The patient-physician relationship is one of battle from the start. Even before seeing her first patient, the medical student is schooled in the patient-physician relationship. This takes the form of a lecture, given by a medical malpractice lawyer, who goes over case after case of “horrible lawsuits” where the doctor “got too close to the patient,” “became their friend,” and this was a “practice-killing mistake.” The lawyer coaches these young medical minds to think as if they are on the stand, testifying to save their medical license from being revoked with every diagnosis and treatment made. The doctor is to always be on the defensive. “Document or it didn’t happen” is repeated several times a day over the next few years of training. Fight on!
Upon graduating from residency, the doctor attends meetings given by their malpractice carrier to ensure adherence to strict “patient protocols.” Monthly emails are sent out detailing the current liability pitfalls. Doctors are given resources as to how to manage patient complaints. They are given courses in how to convince patients to comply with the agenda du jour, which today happens to be about vaccines. And if the patient does not comply, they are kicked out of the practice, and notices are plastered all over Facebook showing how the doctor is “winning” the fight.

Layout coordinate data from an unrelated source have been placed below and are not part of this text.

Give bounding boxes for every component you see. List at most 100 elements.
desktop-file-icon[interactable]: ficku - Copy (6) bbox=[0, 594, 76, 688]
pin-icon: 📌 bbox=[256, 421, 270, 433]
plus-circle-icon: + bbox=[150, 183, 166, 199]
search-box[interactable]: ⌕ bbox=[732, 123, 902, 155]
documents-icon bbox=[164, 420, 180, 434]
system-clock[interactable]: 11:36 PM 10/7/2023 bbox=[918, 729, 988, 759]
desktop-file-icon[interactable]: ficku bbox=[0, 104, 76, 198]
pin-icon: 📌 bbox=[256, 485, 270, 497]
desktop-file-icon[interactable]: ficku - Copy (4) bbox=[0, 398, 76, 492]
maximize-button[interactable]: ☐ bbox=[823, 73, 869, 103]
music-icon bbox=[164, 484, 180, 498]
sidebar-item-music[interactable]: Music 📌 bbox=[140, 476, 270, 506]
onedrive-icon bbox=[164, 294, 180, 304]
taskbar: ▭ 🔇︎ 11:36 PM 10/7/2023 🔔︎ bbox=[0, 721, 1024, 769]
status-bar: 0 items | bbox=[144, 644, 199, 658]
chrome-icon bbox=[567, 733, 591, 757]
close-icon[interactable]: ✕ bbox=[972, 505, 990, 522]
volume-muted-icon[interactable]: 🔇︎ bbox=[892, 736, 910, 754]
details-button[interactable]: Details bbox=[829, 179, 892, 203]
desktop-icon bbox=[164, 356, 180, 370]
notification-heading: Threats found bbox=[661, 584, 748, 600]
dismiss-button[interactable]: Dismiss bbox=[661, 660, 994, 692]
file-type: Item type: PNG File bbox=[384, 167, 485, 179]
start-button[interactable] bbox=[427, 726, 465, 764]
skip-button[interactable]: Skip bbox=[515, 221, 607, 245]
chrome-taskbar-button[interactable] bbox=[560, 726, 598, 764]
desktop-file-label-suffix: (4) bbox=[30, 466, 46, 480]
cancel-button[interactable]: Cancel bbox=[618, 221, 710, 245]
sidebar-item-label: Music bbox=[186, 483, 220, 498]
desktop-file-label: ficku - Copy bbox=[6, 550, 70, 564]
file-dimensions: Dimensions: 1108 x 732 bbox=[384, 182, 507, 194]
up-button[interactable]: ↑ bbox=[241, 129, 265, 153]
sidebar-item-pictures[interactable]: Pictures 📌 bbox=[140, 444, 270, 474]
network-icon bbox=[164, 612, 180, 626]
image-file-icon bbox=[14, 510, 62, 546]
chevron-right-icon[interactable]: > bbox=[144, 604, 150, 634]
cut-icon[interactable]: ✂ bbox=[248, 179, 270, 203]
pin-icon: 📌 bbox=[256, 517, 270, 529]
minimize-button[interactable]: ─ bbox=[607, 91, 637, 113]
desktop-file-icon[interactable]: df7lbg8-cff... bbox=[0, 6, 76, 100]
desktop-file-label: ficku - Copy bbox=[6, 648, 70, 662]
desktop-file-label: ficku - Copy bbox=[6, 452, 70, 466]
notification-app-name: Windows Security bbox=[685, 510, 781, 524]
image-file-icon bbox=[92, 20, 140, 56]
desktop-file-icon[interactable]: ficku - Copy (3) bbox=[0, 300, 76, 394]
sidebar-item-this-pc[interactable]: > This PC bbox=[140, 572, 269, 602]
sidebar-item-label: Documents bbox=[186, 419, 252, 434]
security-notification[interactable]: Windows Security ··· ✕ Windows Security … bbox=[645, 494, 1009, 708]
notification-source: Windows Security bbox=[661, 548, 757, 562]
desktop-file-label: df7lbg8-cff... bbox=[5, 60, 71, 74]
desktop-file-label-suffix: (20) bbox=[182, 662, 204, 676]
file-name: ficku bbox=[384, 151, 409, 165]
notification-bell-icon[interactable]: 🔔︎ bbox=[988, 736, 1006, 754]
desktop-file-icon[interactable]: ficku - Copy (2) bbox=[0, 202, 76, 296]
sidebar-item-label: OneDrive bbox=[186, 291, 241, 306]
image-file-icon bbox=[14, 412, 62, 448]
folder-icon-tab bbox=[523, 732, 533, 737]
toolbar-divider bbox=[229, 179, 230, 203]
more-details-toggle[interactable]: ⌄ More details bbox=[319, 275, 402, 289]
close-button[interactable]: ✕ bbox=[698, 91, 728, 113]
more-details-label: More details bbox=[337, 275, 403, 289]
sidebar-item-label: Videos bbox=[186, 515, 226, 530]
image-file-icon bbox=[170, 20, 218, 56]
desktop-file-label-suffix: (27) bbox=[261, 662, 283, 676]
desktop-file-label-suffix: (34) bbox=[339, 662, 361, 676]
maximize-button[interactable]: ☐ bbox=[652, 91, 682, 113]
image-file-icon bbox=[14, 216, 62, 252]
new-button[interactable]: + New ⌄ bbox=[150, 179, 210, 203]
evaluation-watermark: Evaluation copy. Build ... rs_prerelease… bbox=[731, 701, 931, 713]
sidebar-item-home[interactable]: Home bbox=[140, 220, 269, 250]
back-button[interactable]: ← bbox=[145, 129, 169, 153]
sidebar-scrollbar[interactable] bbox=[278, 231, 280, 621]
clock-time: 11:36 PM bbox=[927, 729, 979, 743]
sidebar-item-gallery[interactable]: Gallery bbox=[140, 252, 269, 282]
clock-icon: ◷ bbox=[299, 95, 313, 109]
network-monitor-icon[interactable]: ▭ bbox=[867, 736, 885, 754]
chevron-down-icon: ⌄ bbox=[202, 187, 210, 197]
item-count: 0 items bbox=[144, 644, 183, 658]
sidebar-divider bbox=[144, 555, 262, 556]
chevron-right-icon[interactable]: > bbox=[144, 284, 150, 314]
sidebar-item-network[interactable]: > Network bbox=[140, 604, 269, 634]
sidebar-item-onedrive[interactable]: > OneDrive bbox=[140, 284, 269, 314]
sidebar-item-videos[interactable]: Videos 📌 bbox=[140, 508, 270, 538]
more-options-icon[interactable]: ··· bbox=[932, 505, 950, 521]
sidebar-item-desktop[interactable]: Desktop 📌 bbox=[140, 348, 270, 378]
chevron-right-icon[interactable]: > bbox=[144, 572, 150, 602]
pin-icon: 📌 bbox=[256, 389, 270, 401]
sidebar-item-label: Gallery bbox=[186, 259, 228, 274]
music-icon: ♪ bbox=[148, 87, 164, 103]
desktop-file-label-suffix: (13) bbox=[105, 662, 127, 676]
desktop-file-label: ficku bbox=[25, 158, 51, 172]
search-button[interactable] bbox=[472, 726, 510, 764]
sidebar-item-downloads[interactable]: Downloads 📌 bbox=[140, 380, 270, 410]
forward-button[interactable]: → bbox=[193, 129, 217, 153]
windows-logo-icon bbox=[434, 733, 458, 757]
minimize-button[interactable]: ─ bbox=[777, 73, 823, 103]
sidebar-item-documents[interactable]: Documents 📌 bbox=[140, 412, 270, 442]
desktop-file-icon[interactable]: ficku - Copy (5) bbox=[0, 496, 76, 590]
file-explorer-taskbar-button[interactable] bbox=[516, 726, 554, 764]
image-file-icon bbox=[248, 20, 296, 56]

Physicians are to only discuss treatment options with a patient that can be found in a respected scientific journal, based on double-blinded, peer reviewed studies. This “Evidence-Based Medicine” was designed to keep patients safer, but how does knowing about fidgeting and mortality risk really helping anyone? The doctor within the system is told not to trust their own eyes or hands. The diagnosis must not be made subjectively by physical exam, but rather by “objective” invasive lab studies and imaging. How does “objecifying” a patient really heal?
The receptionist is placed between the patient and the physician when questions arise about medication dosing or side effects, which leaves plenty of room for misinterpretation and injury. And does it have to be so cold in the exam room? “Here, put on this paper gown, the doctor will be in shortly.” There are framed diplomas on the wall, as a sort of muscle flexing posturing. The room smells like bleach, there was a battle lost in the room even before the patient stepped inside. Twenty minutes later, the doctor comes in, hiding behind his white coat, a stethoscope around the neck. One might assume a doctor that listens to your heart is trying to connect to your heart, but really the stethoscope stands as a clear message of a non-equal playing ground.
Almost immediately, shots in the form of rapid-fire questions are fired across the bough with only seconds for a patient reply. Often times the patient has no idea if their reply was even heard. The doctor is writing in the chart (or typing on the computer). They fill out areas such as “Chief complaint” and write in “No known drug allergies,” essentially covering their own behind because, well, it’s not the doctor’s fault if the patient doesn’t know. Any areas of questioning that do not reveal disease are instead written up as “Patient denies chest pain, Patient denies smoking.” Never is it written, “The patient is making a valiant effort.” Instead it is recorded as the “patient feels they are experiencing” symptoms x, y, z, and not the “patient experiences” those same symptoms. There is a high level of subjectivity placed on the patient’s own experience, while the doctor is encouraged place their own objectivity on that experience, devoid of feeling.
Of course when the table is turned, doctors make the worst patients, as the saying goes. We doctors are acutely aware of the gaping disconnect when we are the patient, the lack of being seen. It’s no wonder even top heart surgeons die of heart attacks. Doctors themselves are witness to the lack of warmth and connection in patient after patient. We see high rates of drug and alcohol dependency and burnout in our doctors. We know that this lack of a witness leads to the 400,000 medical errors per year, and interestingly enough, these are are blamed on Information Technology Systems. The irony is not lost here. Putting a “false intelligence” between the patient and their doctor will predictably lead to problems.
Doctors are taught to keep their distance. A respected doctor is one who has the Meyers-Briggs grouping of ESTJ. They “live in a world of facts” and have a “clear vision of the way things should be” but “may unknowingly hurt people’s feelings by applying logic and reason to situations which demand more emotional sensitivity.” Healing, anyone? I happen to be an INTP and “approach problems and theories with enthusiasm and skepticism, ignoring existing rules and opinions, defining my own approach to the resolution.” This sounds about right, as my patients have already been to the “expert” and are now seeking someone who questions that status quo. But INTP is not the culturally accepted model of a physician, and God-forbid the physician has feelings, so they can “best serve humanity.”
Well then, what is a well-informed patient to do? Engaging in the fight certainly isn’t going to help the healing process. To heal ourselves and our community, we need to drop out of the battle. You can’t fight in a battle you don’t show up for. We don’t need any government body to give us permission to heal. We can stop counting on the ego-consciousness of the authoritarian health system and develop our own communal ego-consciousness. One built on warmth, and sustainability. And connection. We can find real care, whether through an alternative healthcare practitioner, your spouse, or your yoga teacher. Seek out those who are great at self-care, they will teach you self-compassion. We can find our own sense of uprightness, our own beacon, our very own ego-consciousness. We can teach others and bring them along with us. But first, we step away from the fight.